I am trying to count all the transitions, however, I am getting the wrong answer. Can someone suggest how to fix this?

user3570187
  • 1,743
  • 3
  • 17
  • 34
  • You expect that the strings are allowed to *overlap*, what is not the case. – GKi Mar 16 '21 at 12:23
  • If overlap is allowed, is it not simpler to count the `-`? Alternatively, `strsplit` based on your expectation and count the valid parts. E.g. `strsplit(x = "C-C-C-C-C-C", split = "C-C", fixed = TRUE)` returns three parts: `[1] "" "-" "-"` – mhovd Mar 16 '21 at 12:27

3 Answers3

1

You expect that the strings are allowed to overlap, what is not the case.
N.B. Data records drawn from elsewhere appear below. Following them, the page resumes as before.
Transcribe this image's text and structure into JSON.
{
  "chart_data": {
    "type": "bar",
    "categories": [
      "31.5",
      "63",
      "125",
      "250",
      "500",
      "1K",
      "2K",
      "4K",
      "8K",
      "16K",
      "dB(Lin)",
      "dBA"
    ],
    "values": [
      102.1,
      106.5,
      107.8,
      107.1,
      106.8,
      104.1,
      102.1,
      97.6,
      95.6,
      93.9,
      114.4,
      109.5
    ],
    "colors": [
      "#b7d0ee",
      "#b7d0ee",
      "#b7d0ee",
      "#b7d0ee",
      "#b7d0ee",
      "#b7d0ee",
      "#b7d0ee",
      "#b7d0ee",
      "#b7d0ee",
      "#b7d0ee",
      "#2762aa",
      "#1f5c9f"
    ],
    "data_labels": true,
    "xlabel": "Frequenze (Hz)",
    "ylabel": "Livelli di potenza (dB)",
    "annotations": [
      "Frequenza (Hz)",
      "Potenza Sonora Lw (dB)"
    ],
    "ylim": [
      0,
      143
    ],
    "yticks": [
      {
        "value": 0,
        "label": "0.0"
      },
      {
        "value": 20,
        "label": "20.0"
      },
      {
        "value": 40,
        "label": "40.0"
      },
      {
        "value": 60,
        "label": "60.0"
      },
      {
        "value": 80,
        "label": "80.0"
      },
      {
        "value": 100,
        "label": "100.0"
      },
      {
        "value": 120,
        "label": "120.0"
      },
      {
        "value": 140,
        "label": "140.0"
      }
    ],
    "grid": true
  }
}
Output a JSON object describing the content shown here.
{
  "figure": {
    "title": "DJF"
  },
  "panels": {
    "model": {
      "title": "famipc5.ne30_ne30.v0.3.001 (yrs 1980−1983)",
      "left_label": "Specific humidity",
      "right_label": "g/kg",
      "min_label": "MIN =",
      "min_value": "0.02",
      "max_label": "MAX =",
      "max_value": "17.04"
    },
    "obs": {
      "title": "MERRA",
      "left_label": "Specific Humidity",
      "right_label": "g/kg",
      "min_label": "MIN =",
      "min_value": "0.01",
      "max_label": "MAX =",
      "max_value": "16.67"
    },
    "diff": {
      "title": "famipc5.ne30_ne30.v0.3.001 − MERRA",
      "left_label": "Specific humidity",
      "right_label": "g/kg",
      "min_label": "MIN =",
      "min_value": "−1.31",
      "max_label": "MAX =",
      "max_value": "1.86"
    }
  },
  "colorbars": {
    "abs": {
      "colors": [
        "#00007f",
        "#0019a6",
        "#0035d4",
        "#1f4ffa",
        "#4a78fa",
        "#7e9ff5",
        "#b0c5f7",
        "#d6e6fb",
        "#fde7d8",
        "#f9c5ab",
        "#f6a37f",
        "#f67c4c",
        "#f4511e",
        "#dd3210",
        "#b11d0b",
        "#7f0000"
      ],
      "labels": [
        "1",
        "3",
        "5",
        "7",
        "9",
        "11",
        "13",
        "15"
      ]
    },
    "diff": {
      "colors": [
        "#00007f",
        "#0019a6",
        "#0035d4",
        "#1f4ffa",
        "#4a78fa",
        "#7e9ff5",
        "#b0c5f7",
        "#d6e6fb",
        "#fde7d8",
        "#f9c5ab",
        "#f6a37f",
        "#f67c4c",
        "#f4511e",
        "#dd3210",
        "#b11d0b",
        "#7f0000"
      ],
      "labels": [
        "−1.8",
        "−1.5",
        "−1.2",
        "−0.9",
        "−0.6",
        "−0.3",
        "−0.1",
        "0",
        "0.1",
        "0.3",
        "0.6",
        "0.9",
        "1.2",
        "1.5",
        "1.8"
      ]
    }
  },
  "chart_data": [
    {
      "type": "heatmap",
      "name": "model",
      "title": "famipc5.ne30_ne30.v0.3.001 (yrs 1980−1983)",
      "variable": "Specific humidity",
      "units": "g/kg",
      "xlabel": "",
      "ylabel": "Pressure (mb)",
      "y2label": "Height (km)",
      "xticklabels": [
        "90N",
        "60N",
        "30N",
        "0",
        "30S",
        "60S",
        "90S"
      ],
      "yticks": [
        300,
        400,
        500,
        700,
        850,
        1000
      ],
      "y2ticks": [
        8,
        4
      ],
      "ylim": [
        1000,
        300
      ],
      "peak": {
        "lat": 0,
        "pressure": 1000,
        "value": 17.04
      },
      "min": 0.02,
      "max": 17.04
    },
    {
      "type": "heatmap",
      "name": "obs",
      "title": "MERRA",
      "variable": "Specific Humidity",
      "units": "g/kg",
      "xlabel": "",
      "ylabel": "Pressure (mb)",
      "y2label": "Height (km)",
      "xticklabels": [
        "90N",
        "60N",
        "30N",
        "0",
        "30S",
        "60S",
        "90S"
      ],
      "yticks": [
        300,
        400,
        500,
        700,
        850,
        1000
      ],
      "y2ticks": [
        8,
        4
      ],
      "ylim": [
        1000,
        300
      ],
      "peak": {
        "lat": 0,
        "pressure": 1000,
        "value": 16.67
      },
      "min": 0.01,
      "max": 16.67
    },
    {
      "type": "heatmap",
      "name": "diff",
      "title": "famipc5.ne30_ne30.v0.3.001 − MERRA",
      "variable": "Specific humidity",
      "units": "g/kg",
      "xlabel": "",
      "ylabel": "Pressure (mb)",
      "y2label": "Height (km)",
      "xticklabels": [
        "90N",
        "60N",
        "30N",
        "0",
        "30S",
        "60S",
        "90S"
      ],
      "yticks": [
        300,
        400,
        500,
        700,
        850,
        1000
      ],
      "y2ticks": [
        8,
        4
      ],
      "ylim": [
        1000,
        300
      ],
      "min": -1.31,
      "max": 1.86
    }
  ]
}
For that you need to make a Lookahead.

str_count(A, "C(?=-C)")
#[1] 2 1 3

or count the -:

str_count(A, "-")
#[1] 2 1 3

or in base:

lengths(gregexpr("C(?=-C)", A, perl=TRUE))
#[1] 2 1 3
GKi
  • 37,245
  • 2
  • 26
  • 48
0

str_count wraps stringi::stri_count. While it does not allow you to specify optional arguments, you could just call stri_count directly.

stringi::stri_count(str = A, pattern = "C-C", fixed = stringi::stri_opts_fixed(overlap = TRUE))
erocoar
  • 5,723
  • 3
  • 23
  • 45
0

Using gsub with nchar in base R

nchar(gsub("[^-]+", "", A))
#[1] 2 1 3
akrun
  • 874,273
  • 37
  • 540
  • 662